Tokyo-based artist Daisuke Ohba has managed to transcend the medium of painting and create something akin to installation art with his new works now on display at the Daiwa Foundation Japan House. His use of pearlescent paint creates images that transform when viewed from different angles and in the changing natural light. When viewed away from the windows overlooking Regent's Park, Bukka, a giant canvas covered in painterly chrysanthemum blossoms, appears as a white-on-white study in texture. Moving to the opposite side or switching on the warm incandescent light of the gallery's chandelier causes the canvas to literally bloom with iridescent colour. In the artist's words, 'the work adapts to circumstances rather than controls them.' It is this interaction between artwork, viewer and environment that leads Ohba to view his works as installation in painting form.

Bukka belongs to a group of representational paintings of natural subjects made for the exhibition. Another canvas, Sakura, depicts cherry blossoms clinging to branches.
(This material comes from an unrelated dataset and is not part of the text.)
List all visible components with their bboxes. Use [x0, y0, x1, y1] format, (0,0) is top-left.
A surprising effect is created through the juxtaposition of the impasto flowers and the negative space of the branches, which have been left free of paint to expose glimpses of the white primed canvas. The result is sculptural, a relief in paint which responds to the play of light, another example of how the artist pushes the limits of his medium.
Light is integral to the artist's creation process as well. For many of his works, Ohba projects an image onto the canvas and paints the light, a process made more exacting by the difficult to distinguish hues of his iridescent paint. He has used this technique to inform his body of non-representational work as well. The composition for Spiral (transformation) #2 is based on a projection of a Buddhist mandala which has been abstracted into pure pattern.
A short documentary film screened at the artist's talk on 14 October showed the artist preparing a canvas for the work Spectrum. Bands of iridescent paint were generously poured over the painting surface, which lay flat on the studio floor amidst the humidifiers that keep the paint wet and workable for several hours. Perched above the work, Ohba steadied his anxiously shaking hand after several false starts before beginning the two and a half hour process of carving a precise checkered pattern into the paint with his brush.

When I asked what he was thinking about as he started to paint, wondering what caused him to appear so anxious, Ohba replied, only half joking, that he would think about how the wasted paint that dripped off the sides of the canvas cost him around 200GBP. His process is also about striving for perfection through repetition, and he references the Buddhist practice of copying calligraphy thousands of times over to achieve a pure and flawless product. With this practice as his model, one can understand the trembling of his hand.
As a final note, I should mention that the iridescent paint is incredibly difficult to photograph, so my pictures do not do the works justice. One must see them in person to fully appreciate the subtlety of their shimmering surfaces.